Christian Métairie indique que le Grand-Orly Seine Bièvre s’est rapproché d’Eau de Paris, pour bénéficier de son expertise en tant que régie publique assurant la gestion de l’eau dans la capitale. «Il ne me parait pas déraisonnable de nous donner quelques années pour étudier toutes les alternatives possibles pouvant aller de l’extension de la régie Eau de Paris à certaines villes à l’adhésion de l’EPT pour un nombre limité de villes (parmi les 24 villes du GOSB, certaines ne sont pas adhérentes du Sedif). Quoi qu’il en soit, il devra s’agir du mode de gestion le moins coûteux, le plus sécurisé et éco-responsable».

Bilan des rencontres de mi-mandat à Arcueil

Lancement d’une ressourcerie, ouverture de jardins partagés, permis de végétaliser, expérimentation d’un budget participatif de 200 000 €, démarrage de la géothermie ou encore, mise en place de tronçons limités à 30 km/h dans certains quartiers, requalification de la départementale 920, toujours à l’étude, construction d’une nouvelle structure de garde d’enfant, nouveau programme d’accession sociale à la propriété… Le maire a également détaillé les actions de la ville depuis la réélection de Daniel Breuiller en 2014, à qui Christian Métairie a succédé l’année dernière. « Pour le moment, après les trois premières rencontres avec les habitants, nous avons eu très peu de remise en cause du bilan que nous dressons. D’autant que nous remettons notre action dans un contexte de contraintes budgétaires accrues. Lors de la conception du projet, nous tablions sur un budget de fonctionnement de 30 millions d’euros par an. Or, au cours de ces trois dernières années, nous ont été appliquées les baisses de dépenses publiques du quinquennat Hollande, soit 3 millions d’euros pour la commune. Et cela ne s’arrête pas là puisque Emmanuel Macron a annoncé une baisse de 13 milliard d’euros supportée par les collectivités locales », martèle le maire.

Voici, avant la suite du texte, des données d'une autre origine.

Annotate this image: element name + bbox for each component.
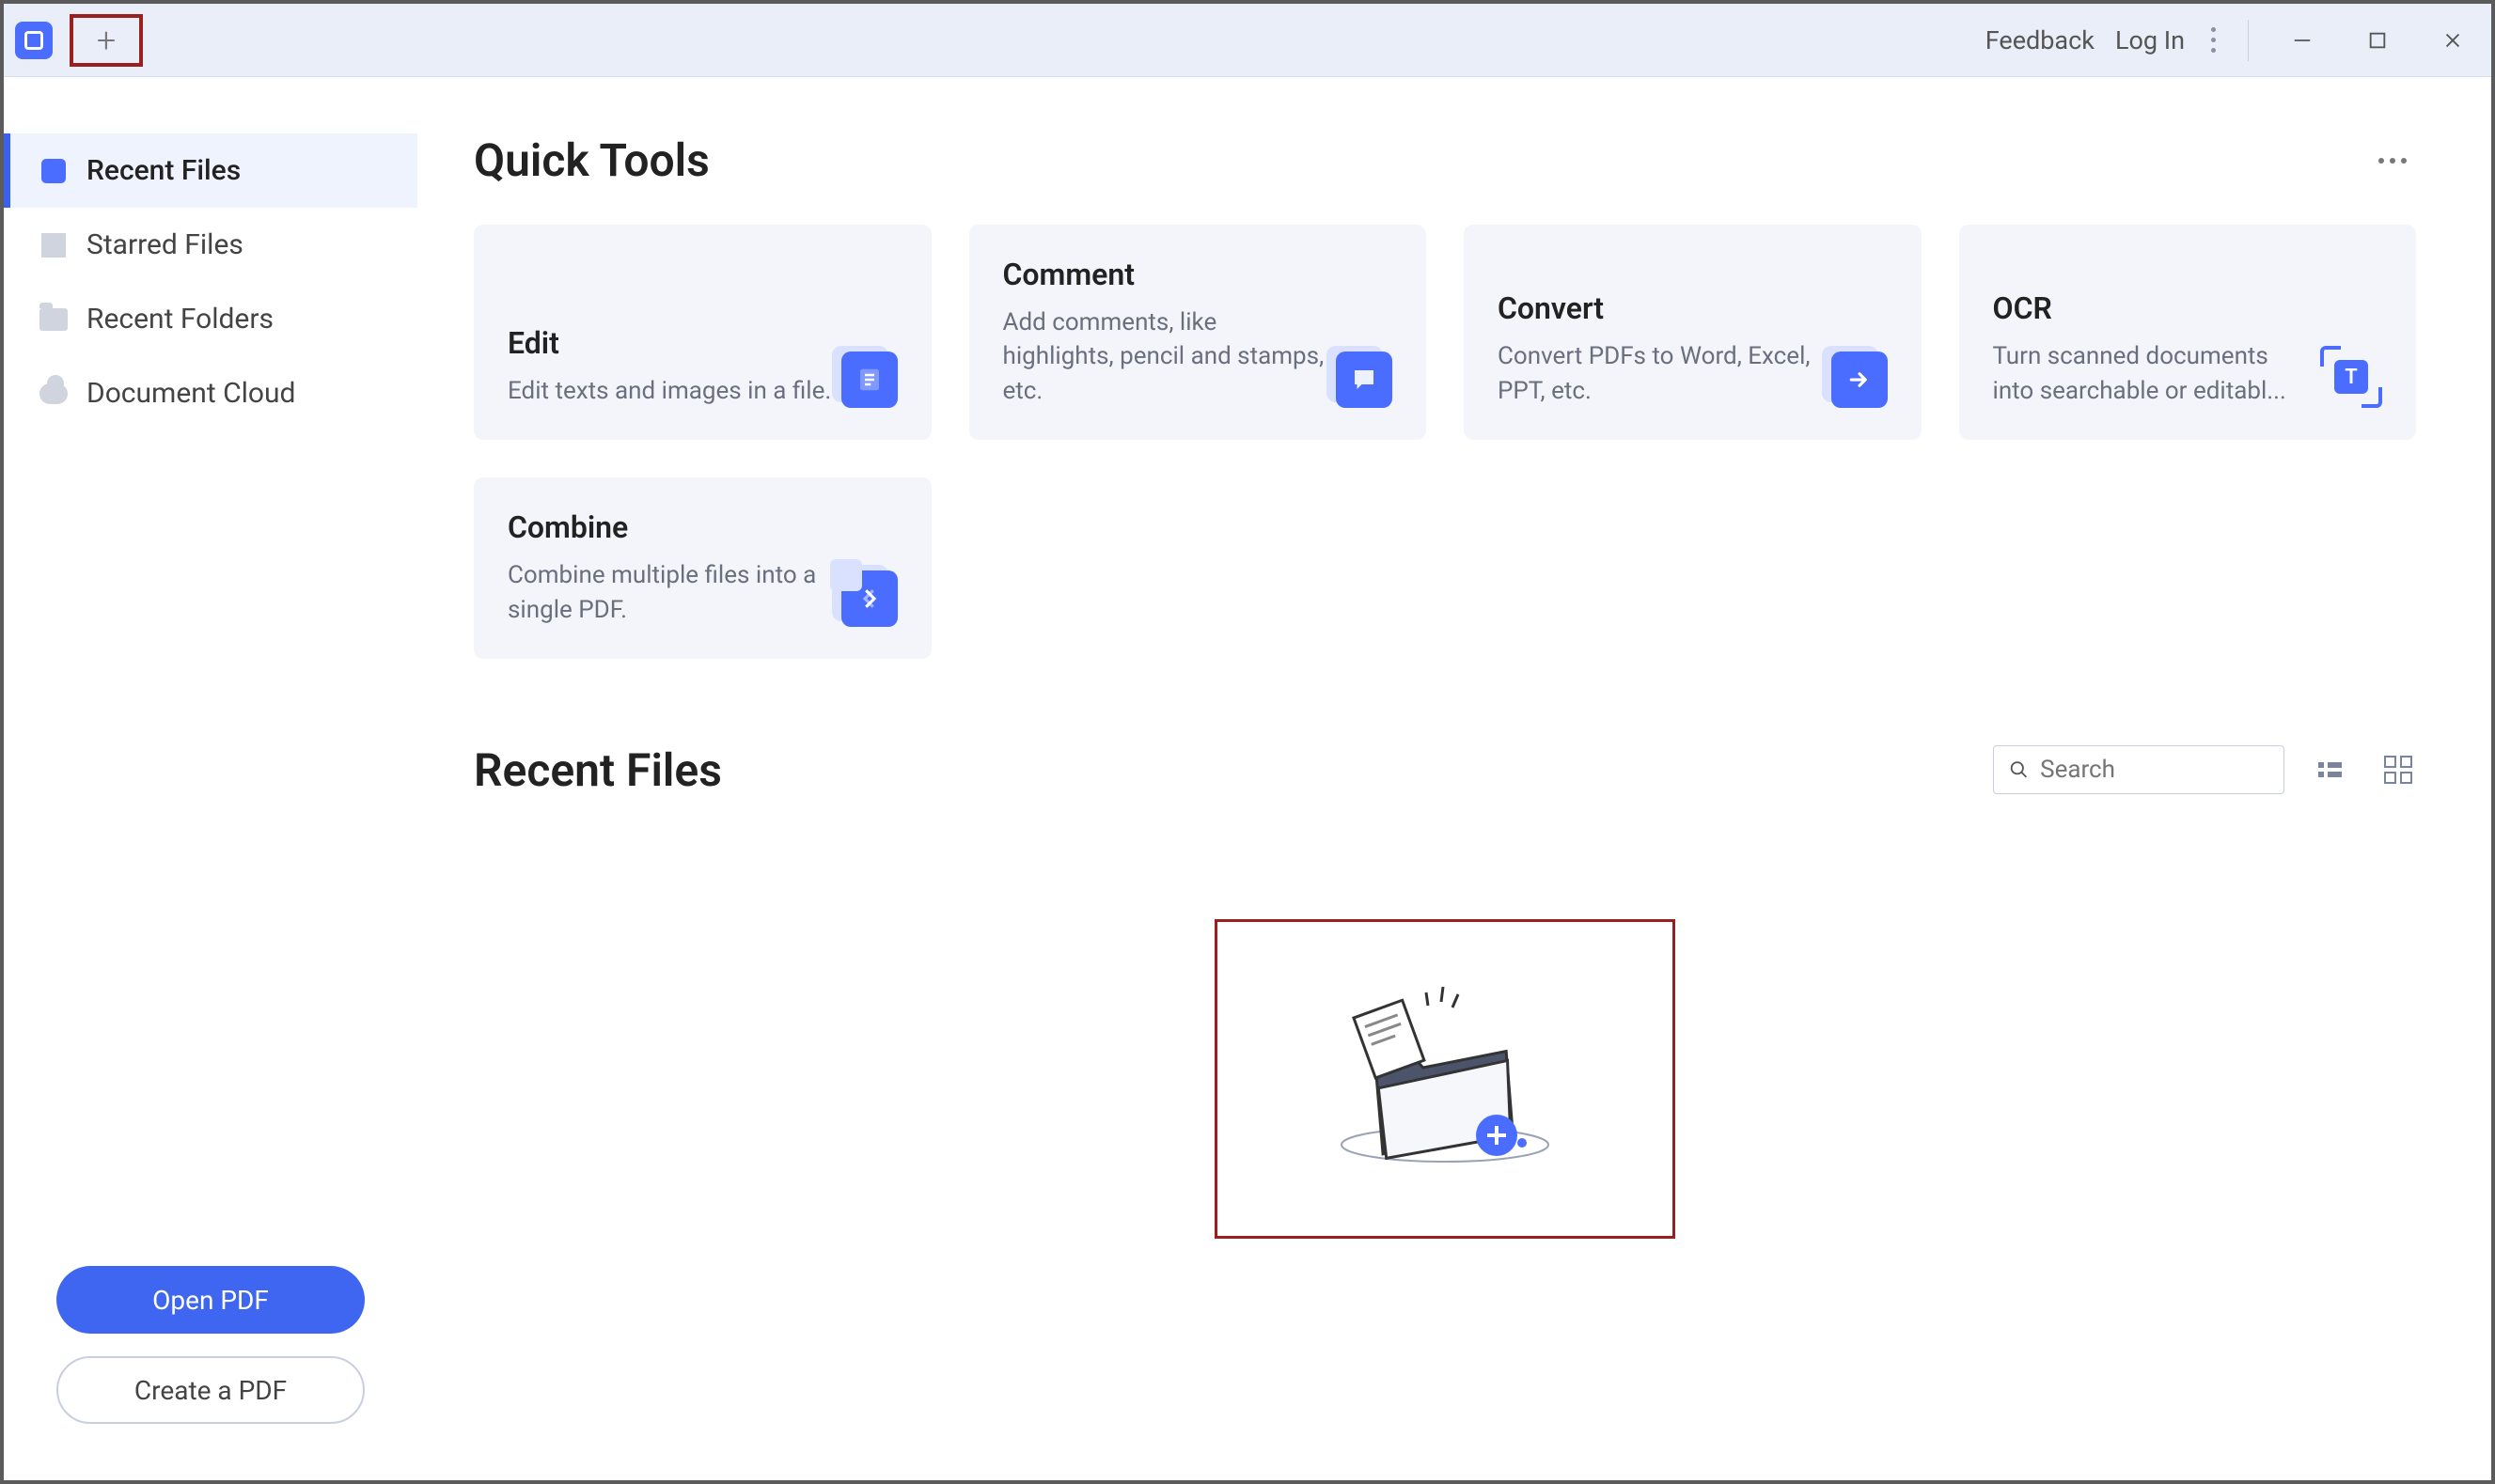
tool-title: Combine [508,509,832,545]
file-icon [39,157,68,185]
plus-icon: + [97,23,116,57]
view-list-button[interactable] [2318,754,2350,786]
open-pdf-button[interactable]: Open PDF [56,1266,365,1334]
new-tab-button[interactable]: + [70,14,143,67]
tool-card-ocr[interactable]: OCR Turn scanned documents into searchab… [1959,225,2417,440]
tool-title: OCR [1993,290,2312,326]
empty-folder-icon [1313,976,1577,1182]
edit-icon [841,351,898,408]
empty-dropzone[interactable] [1215,919,1675,1239]
sidebar-item-label: Starred Files [86,228,243,261]
app-logo-icon[interactable] [15,22,53,59]
quick-tools-grid: Edit Edit texts and images in a file. Co… [474,225,2416,659]
window-maximize-button[interactable] [2350,20,2405,61]
tool-desc: Convert PDFs to Word, Excel, PPT, etc. [1498,339,1822,408]
search-icon [2009,758,2029,781]
sidebar-nav: Recent Files Starred Files Recent Folder… [4,133,417,1238]
tool-title: Convert [1498,290,1822,326]
quick-tools-title: Quick Tools [474,133,710,187]
window-close-button[interactable] [2425,20,2480,61]
tool-card-convert[interactable]: Convert Convert PDFs to Word, Excel, PPT… [1464,225,1922,440]
main-content: Quick Tools Edit Edit texts and images i… [417,77,2491,1480]
divider [2248,20,2249,61]
sidebar-item-starred-files[interactable]: Starred Files [4,208,417,282]
sidebar-item-label: Recent Folders [86,303,274,336]
recent-files-title: Recent Files [474,743,722,797]
tool-card-combine[interactable]: Combine Combine multiple files into a si… [474,477,932,659]
sidebar: Recent Files Starred Files Recent Folder… [4,77,417,1480]
tool-card-edit[interactable]: Edit Edit texts and images in a file. [474,225,932,440]
minimize-icon [2292,30,2313,51]
login-link[interactable]: Log In [2115,25,2185,55]
tool-title: Edit [508,325,832,361]
sidebar-item-recent-folders[interactable]: Recent Folders [4,282,417,356]
window-minimize-button[interactable] [2275,20,2330,61]
sidebar-item-label: Document Cloud [86,377,295,410]
create-pdf-button[interactable]: Create a PDF [56,1356,365,1424]
search-box[interactable] [1993,745,2284,794]
comment-icon [1336,351,1392,408]
tool-desc: Add comments, like highlights, pencil an… [1003,305,1327,408]
titlebar: + Feedback Log In [4,4,2491,77]
cloud-icon [39,380,68,408]
sidebar-item-recent-files[interactable]: Recent Files [4,133,417,208]
tool-desc: Combine multiple files into a single PDF… [508,558,832,627]
combine-icon [841,570,898,627]
sidebar-item-document-cloud[interactable]: Document Cloud [4,356,417,430]
close-icon [2442,30,2463,51]
tool-card-comment[interactable]: Comment Add comments, like highlights, p… [969,225,1427,440]
sidebar-item-label: Recent Files [86,154,241,187]
folder-icon [39,305,68,334]
search-input[interactable] [2040,756,2268,784]
tool-desc: Turn scanned documents into searchable o… [1993,339,2312,408]
tool-desc: Edit texts and images in a file. [508,374,832,408]
star-icon [39,231,68,259]
ocr-icon: T [2320,346,2382,408]
view-grid-button[interactable] [2384,754,2416,786]
feedback-link[interactable]: Feedback [1985,25,2095,55]
tool-title: Comment [1003,257,1327,292]
maximize-icon [2367,30,2388,51]
app-menu-button[interactable] [2205,22,2221,58]
convert-icon [1831,351,1888,408]
quick-tools-more-button[interactable] [2369,148,2416,173]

A cela s’ajoute des incertitudes  sur l’évolution des compétences des communes à l’aube de nouvelles modifications institutionnelles. « Je crois que tous les responsables politiques s’accordent à dire que ce nouveau système mis en place par les lois Maptam et Notre ne fonctionne pas bien. Ils ont détruit les communautés d’agglomération qui avaient mis une dizaine d’année pour fonctionner de manière efficace. Je ne conteste pas qu’il faille simplifier, mais j’aimerais que l’on me prouve que la suppression du département ou du territoire va permettre de travailler plus efficacement », insiste Christian Métairie.

Pour l’élu, ces réunions participatives de mi-mandat menées dans six quartiers d’Arcueil permettent aux habitants de débattre sur des thématiques dépassant parfois le cadre communal. «  Un tel souhaiterait plus de place de stationnement, un autre va lui répondre qu’il voudrait davantage de place pour le vélo… Se pose également la question de la présence de bornes de rechargement de voitures électriques. Certains se plaignent également du calme de la ville en soirée quand d’autre s’en satisfont. Nous ne voulions pas fixer par avance de priorités de façon à pouvoir entendre toutes les demandes.»

Une réunion plénière de synthèse se tiendra le mardi 28 novembre à 20 heures à l’hôtel de ville.